In a recent Fast Company article, ZETA Executive Director Joe Britton makes the case that it’s “not too late for the USPS to change course.” And with this once-in-a-generation opportunity to lead and innovate, it is high time we pull out all the stops when it comes to the USPS.
There are two paths to demand full-electrification and avoid living with DeJoy’s ham-handed decision for decades to come. The first is to work within the current contract and require a higher percentage of EVs. However, this existing approach comes with a vendor, Oshkosh Defense, which has publicly doubted its competencies in vehicle electrification.
The second is to demand a new fully-electric RFP as requested by U.S. Senate Appropriators. This option presents two funding levers. Congress can compel Postmaster DeJoy to electrify the fleet by providing funding that is legally binding and contingent on electrification. For example, the Postal Vehicle Modernization Act, sponsored by Representative Jared Huffman (D-CA), would provide an additional $6 billion for the USPS should they commit to electrifying at least 75% of the delivery fleet. This avenue would give the USPS even more funding for electrification, in excess of the estimated necessary figure provided by Postmaster DeJoy.
Alternatively, the Biden Administration can work with the independent USPS Board of Governors to realign the next-generation vehicle contract with his Administration’s fleet electrification goals. President Biden’s Treasury Department has authority over a $10 billion loan provided to the USPS in the first COVID relief package, and could make its disbursement contingent on electrification. Whether under the President’s direction or pressure from watchful appropriators in Congress, DeJoy should not be given a blank check. Policymakers have the tools to help the USPS adopt a fully electric delivery fleet.
Electrifying the USPS fleet will serve as a model for federal leadership, demonstrate the Postal Service’s commitment to progress, and continue its legacy of revolutionary public service.

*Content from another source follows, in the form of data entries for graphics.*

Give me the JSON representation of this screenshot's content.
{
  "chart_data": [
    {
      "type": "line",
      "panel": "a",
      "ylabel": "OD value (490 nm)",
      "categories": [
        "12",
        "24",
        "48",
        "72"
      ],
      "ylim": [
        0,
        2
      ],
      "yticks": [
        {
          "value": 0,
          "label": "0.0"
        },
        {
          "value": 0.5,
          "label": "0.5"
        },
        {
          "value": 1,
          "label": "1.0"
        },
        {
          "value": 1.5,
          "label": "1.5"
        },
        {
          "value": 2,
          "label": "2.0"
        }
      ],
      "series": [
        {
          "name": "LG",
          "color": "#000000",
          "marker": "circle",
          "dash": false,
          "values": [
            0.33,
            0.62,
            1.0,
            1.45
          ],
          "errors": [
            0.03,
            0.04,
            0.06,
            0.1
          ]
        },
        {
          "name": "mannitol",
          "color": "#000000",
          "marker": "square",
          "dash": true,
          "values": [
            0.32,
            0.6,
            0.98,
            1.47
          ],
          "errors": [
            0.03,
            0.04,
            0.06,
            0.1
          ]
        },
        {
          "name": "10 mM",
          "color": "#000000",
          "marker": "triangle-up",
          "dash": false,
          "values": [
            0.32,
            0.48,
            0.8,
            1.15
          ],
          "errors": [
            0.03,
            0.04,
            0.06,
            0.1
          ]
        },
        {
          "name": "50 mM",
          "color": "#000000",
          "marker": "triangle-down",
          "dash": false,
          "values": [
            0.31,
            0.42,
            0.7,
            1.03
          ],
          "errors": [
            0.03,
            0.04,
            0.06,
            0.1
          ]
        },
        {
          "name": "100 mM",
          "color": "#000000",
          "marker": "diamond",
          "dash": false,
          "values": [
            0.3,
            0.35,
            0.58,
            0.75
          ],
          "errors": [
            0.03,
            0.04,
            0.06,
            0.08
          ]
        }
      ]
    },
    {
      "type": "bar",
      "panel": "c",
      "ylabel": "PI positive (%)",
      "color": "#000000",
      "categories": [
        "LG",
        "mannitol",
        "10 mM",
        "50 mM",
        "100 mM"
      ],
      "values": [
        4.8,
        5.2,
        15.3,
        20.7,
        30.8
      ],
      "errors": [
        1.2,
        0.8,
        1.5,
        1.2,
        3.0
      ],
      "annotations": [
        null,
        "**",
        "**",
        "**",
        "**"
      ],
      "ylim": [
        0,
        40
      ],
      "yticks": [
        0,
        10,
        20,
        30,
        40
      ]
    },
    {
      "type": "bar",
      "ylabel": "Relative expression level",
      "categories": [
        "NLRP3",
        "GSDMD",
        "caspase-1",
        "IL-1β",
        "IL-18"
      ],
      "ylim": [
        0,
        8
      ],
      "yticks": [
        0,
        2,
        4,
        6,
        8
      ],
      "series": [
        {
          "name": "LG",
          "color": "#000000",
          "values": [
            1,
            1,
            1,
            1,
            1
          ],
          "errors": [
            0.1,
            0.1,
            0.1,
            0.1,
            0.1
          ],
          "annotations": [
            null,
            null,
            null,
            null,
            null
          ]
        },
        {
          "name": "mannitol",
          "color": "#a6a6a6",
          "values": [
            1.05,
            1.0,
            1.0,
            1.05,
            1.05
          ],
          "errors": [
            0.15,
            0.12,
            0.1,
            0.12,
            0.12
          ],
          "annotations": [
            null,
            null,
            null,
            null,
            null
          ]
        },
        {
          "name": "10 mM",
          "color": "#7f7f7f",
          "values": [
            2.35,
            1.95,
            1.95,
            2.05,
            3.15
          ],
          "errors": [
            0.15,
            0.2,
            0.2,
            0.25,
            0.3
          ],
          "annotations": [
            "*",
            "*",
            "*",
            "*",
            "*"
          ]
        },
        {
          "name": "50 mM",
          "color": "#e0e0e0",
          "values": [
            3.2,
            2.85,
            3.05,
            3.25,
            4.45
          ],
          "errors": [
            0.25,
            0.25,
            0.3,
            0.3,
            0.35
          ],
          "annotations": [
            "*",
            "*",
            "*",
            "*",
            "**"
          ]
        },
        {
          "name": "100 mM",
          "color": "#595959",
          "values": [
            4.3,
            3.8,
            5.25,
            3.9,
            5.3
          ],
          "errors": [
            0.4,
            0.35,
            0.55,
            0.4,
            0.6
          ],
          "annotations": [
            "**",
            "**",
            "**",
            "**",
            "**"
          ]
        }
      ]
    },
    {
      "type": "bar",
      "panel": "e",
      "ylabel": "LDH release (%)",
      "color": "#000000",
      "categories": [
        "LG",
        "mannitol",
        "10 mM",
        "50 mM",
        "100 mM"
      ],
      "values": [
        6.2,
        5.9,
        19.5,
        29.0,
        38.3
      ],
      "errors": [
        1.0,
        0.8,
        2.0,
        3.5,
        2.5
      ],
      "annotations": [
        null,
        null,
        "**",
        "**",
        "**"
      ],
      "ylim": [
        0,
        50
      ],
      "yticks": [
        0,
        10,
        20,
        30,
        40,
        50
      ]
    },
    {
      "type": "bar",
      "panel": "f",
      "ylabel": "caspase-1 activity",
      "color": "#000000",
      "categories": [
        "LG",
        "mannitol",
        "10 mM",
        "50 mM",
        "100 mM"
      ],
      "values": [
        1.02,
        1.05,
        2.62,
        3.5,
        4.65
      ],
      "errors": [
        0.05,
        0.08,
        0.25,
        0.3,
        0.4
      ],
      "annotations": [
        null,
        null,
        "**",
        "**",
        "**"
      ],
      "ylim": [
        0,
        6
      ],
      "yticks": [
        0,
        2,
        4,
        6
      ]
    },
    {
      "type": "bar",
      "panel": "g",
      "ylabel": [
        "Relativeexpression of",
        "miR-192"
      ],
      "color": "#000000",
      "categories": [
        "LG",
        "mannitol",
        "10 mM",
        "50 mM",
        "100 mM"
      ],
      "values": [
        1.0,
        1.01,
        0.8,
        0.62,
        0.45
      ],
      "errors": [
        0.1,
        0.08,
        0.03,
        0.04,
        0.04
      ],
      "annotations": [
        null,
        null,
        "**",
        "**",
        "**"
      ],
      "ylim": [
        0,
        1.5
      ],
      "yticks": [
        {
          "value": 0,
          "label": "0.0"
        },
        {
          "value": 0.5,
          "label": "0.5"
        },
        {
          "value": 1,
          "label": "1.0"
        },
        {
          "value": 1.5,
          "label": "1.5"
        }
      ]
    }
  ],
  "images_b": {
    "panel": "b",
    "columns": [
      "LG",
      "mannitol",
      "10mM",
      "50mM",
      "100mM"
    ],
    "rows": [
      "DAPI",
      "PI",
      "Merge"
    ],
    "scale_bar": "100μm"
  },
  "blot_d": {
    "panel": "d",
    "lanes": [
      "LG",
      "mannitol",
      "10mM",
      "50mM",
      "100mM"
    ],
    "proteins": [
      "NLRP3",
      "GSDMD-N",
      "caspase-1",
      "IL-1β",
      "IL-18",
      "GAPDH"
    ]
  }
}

The impact of this decision extends not only to USPS employees but also to the general public and to communities disproportionately impacted by polluted traffic corridors. The Biden Administration and Congress have the power to ensure that mail delivery vehicles are serving everyone, not just invested interests wanting to heighten our carbon dependency. Righting this wrong would restore the credibility and spirit of a once-innovative American institution.